We are happiest in the first phase of our life when we are young, and then gradually become unhappier as we hit the second phase, middle age. That’s when we are overburdened by endless responsibilities and pressures related to work, raising children, paying a mortgage, caring for aging parents and so on.
It’s during this second phase that our desire to do the right things in our work lives, at home and for ourselves becomes eclipsed by the need to simply get through the day and pay the bills. Often, feelings of discontent grow stronger, even if we receive praise or win awards for our achievements.
Many organizations seem to be stuck in the mid-life treadmill.
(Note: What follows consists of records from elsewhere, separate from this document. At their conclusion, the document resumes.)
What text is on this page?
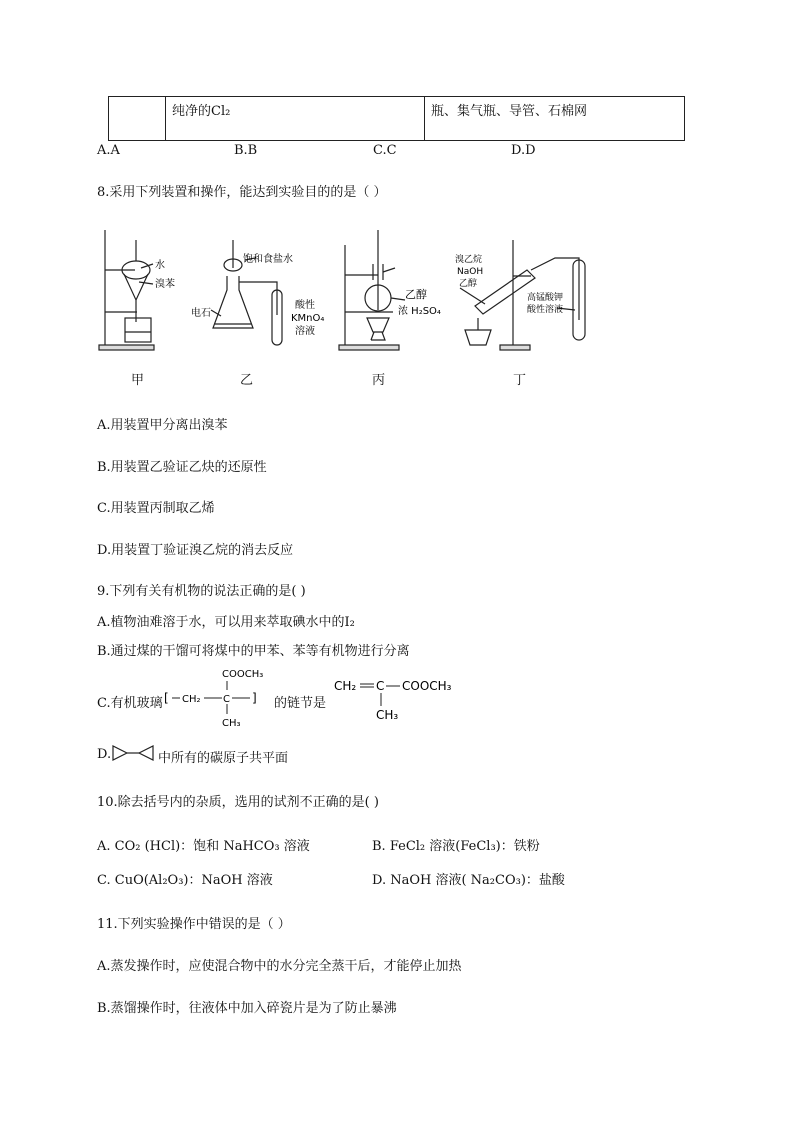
	纯净的Cl₂	瓶、集气瓶、导管、石棉网
A.A	B.B	C.C	D.D
8.采用下列装置和操作，能达到实验目的的是（ ）
水
溴苯
饱和食盐水
电石
酸性
KMnO₄
溶液
乙醇
浓 H₂SO₄
溴乙烷
NaOH
乙醇
高锰酸钾
酸性溶液
甲	乙	丙	丁
A.用装置甲分离出溴苯
B.用装置乙验证乙炔的还原性
C.用装置丙制取乙烯
D.用装置丁验证溴乙烷的消去反应
9.下列有关有机物的说法正确的是( )
A.植物油难溶于水，可以用来萃取碘水中的I₂
B.通过煤的干馏可将煤中的甲苯、苯等有机物进行分离
C.有机玻璃
COOCH₃
[ CH₂ C ]
CH₃
的链节是
CH₂ C COOCH₃
CH₃
D.	中所有的碳原子共平面
10.除去括号内的杂质，选用的试剂不正确的是( )
A. CO₂ (HCl)：饱和 NaHCO₃ 溶液	B. FeCl₂ 溶液(FeCl₃)：铁粉
C. CuO(Al₂O₃)：NaOH 溶液	D. NaOH 溶液( Na₂CO₃)：盐酸
11.下列实验操作中错误的是（ ）
A.蒸发操作时，应使混合物中的水分完全蒸干后，才能停止加热
B.蒸馏操作时，往液体中加入碎瓷片是为了防止暴沸
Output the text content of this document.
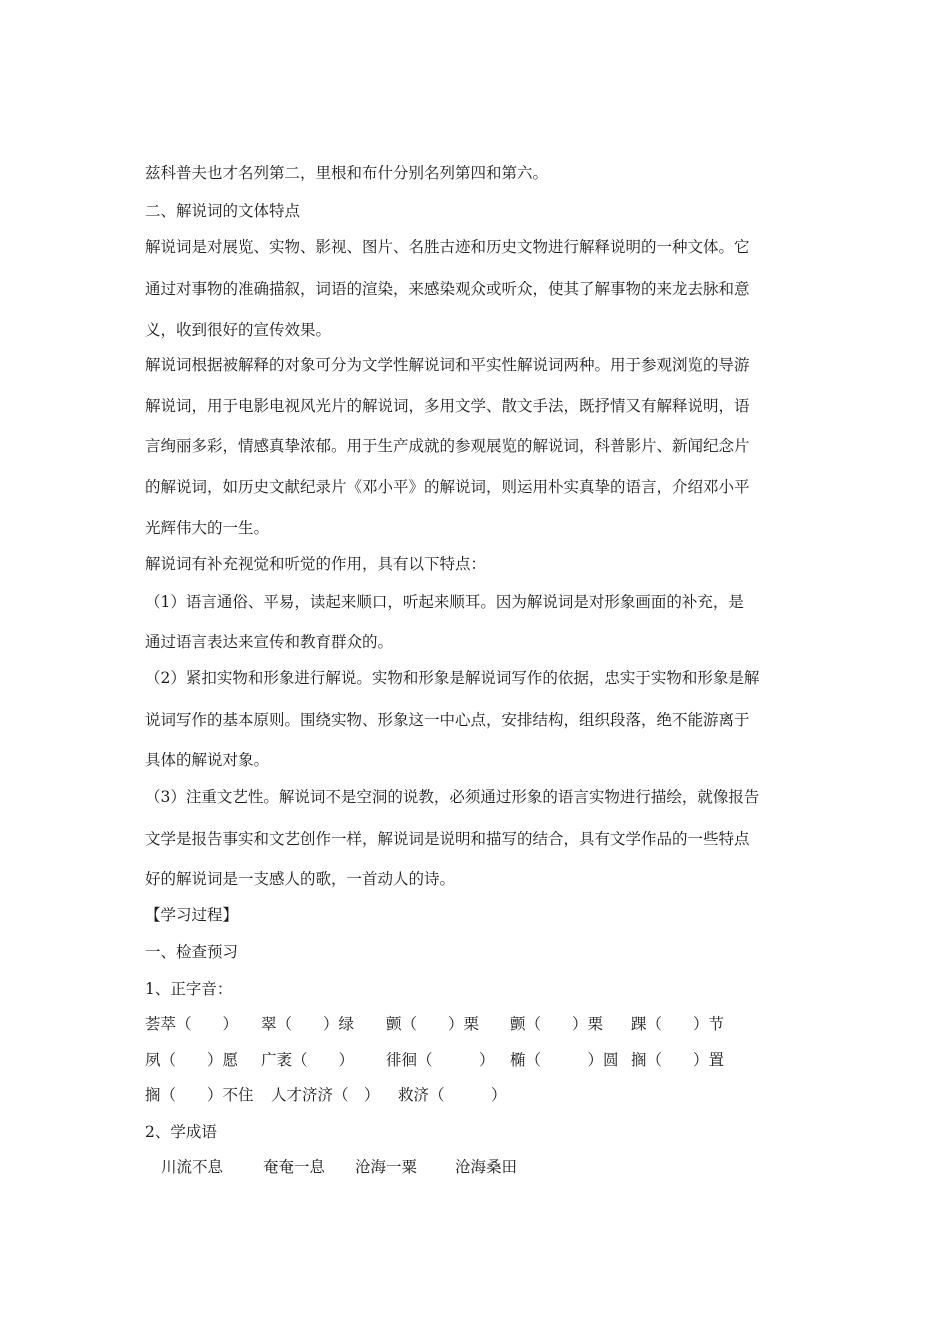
兹科普夫也才名列第二，里根和布什分别名列第四和第六。
二、解说词的文体特点
解说词是对展览、实物、影视、图片、名胜古迹和历史文物进行解释说明的一种文体。它
通过对事物的准确描叙，词语的渲染，来感染观众或听众，使其了解事物的来龙去脉和意
义，收到很好的宣传效果。
解说词根据被解释的对象可分为文学性解说词和平实性解说词两种。用于参观浏览的导游
解说词，用于电影电视风光片的解说词，多用文学、散文手法，既抒情又有解释说明，语
言绚丽多彩，情感真挚浓郁。用于生产成就的参观展览的解说词，科普影片、新闻纪念片
的解说词，如历史文献纪录片《邓小平》的解说词，则运用朴实真挚的语言，介绍邓小平
光辉伟大的一生。
解说词有补充视觉和听觉的作用，具有以下特点：
（1）语言通俗、平易，读起来顺口，听起来顺耳。因为解说词是对形象画面的补充，是
通过语言表达来宣传和教育群众的。
（2）紧扣实物和形象进行解说。实物和形象是解说词写作的依据，忠实于实物和形象是解
说词写作的基本原则。围绕实物、形象这一中心点，安排结构，组织段落，绝不能游离于
具体的解说对象。
（3）注重文艺性。解说词不是空洞的说教，必须通过形象的语言实物进行描绘，就像报告
文学是报告事实和文艺创作一样，解说词是说明和描写的结合，具有文学作品的一些特点
好的解说词是一支感人的歌，一首动人的诗。
【学习过程】
一、检查预习
1、正字音：
荟萃（　　） 翠（　　）绿 颤（　　）栗 颤（　　）栗 踝（　　）节
夙（　　）愿 广袤（　　） 徘徊（　　　） 椭（　　　）圆 搁（　　）置
搁（　　）不住 人才济济（　） 救济（　　　）
2、学成语
川流不息	奄奄一息 沧海一粟 沧海桑田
They work hard, long and furiously to keep up with ever-increasing demands and expectations of clients, technology and employees in an ever-changing world.
Maybe it’s time to pause – to even stop – and consider what we are doing and how we are doing it. Do we have just enough traction to survive and not enough to flourish?
Enter the third phase of life: a model that could make us and our organizations work better. When we reach this phase, research shows we re-orient based on our accumulated knowledge towards the things we are really good at and away from those that waste time. We also use our life experience and much-enhanced ability to assess our surroundings and consider all aspects of our life so we can focus on achieving the outcomes we need and desire most.
How does this apply to organizational development and embracing change?
Organizations become better and better at doing the right things, in the right way when they use their collective knowledge and experience to embrace and adapt to the different phases of their organization. By doing this they can lead the change, and growth of their organization with deliberate intention.